Am I reading that right, much greater draw down?


Basically, yes.

In a way, as Elan pointed out once, MaxDD can be misleading since it only is the ONE-TIME absolute worst datapoint. That could be just a once-time out-of-the-ordinary occurrence which doesn't give a picture of how things behaved overall.
What if the MaxDD was -57% while the next 10 worst were all -20%? Is that worse than a MaxDD of -33% while the next 10 worst were all -30%? Which would you call the better one?

The thing about huge drawdowns in a strategy that has good overall returns is that you might not be able to stand the pain and throw in the towel, and thus miss out for the subsequent huge gains.


I think the Sortino Ratio is a better risk metric, as it measures the combined downside excursions.

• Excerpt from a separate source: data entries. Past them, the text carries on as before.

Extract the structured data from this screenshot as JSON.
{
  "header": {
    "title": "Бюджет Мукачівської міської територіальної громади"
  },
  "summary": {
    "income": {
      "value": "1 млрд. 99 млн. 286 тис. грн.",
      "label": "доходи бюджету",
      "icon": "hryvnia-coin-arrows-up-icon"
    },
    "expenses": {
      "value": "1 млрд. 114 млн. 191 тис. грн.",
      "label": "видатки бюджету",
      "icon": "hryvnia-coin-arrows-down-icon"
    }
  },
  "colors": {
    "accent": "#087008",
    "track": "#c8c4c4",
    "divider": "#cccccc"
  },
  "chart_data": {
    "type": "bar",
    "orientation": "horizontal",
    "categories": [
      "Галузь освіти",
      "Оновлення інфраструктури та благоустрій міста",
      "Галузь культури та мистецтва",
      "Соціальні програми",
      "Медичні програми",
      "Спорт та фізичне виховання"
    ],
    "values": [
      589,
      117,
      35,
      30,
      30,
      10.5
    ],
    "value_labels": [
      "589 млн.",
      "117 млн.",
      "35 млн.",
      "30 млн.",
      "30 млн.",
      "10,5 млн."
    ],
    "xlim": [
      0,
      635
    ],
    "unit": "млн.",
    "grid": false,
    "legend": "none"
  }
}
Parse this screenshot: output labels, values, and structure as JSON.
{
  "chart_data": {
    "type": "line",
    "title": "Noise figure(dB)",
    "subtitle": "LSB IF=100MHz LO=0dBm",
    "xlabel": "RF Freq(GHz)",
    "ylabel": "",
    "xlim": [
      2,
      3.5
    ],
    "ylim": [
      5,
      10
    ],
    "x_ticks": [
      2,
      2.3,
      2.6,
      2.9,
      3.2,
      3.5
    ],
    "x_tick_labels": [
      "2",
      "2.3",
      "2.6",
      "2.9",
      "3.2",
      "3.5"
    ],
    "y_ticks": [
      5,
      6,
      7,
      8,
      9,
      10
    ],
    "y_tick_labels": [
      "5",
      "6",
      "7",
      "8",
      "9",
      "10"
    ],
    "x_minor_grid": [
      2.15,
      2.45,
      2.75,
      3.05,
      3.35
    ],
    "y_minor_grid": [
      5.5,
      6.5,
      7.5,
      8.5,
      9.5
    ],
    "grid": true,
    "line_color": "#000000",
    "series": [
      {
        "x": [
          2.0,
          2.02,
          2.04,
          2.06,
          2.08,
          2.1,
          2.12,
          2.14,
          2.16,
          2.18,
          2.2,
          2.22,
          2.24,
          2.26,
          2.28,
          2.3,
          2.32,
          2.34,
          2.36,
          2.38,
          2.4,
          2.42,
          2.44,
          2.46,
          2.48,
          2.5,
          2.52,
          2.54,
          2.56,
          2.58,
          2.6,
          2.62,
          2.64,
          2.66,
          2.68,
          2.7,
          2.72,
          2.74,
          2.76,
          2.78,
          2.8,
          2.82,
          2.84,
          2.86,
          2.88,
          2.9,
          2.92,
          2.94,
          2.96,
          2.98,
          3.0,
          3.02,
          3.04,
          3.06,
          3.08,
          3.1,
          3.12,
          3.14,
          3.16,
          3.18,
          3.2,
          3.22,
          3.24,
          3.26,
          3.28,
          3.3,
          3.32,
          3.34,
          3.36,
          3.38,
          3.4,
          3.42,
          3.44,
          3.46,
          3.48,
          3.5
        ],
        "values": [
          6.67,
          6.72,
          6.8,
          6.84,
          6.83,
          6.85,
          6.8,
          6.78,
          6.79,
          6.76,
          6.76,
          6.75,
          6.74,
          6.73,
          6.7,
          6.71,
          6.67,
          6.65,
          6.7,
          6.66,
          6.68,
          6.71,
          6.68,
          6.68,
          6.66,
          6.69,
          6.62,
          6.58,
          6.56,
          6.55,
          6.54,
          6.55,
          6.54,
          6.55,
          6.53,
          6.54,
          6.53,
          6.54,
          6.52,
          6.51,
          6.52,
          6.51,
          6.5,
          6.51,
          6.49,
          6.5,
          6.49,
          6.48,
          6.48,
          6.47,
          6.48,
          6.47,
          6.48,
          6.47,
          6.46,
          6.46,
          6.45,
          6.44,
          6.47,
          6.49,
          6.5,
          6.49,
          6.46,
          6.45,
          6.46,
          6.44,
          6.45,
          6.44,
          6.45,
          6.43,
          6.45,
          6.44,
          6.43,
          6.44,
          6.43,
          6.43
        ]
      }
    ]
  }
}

The Sortino ratio measures the risk-adjusted return. I use 0% as the MAR. A Sortino ratio greater than 1 is generally considered good.

So Sortino of 1.79 vs. 1.52 -- and MaxDD -33% vs. -57% -- with only 0.2% lower CAGR is probably preferable.

Don't forget than there is a lot of false accuracy in these numbers. There is a large variance in the CAGR numbers with only 1 or 2 days difference in start date. So all reported CAGRs from, say, 20% to 24% are functionally the same.
But that's the reason that I used the GTR1 cycle with the lowest CAGR.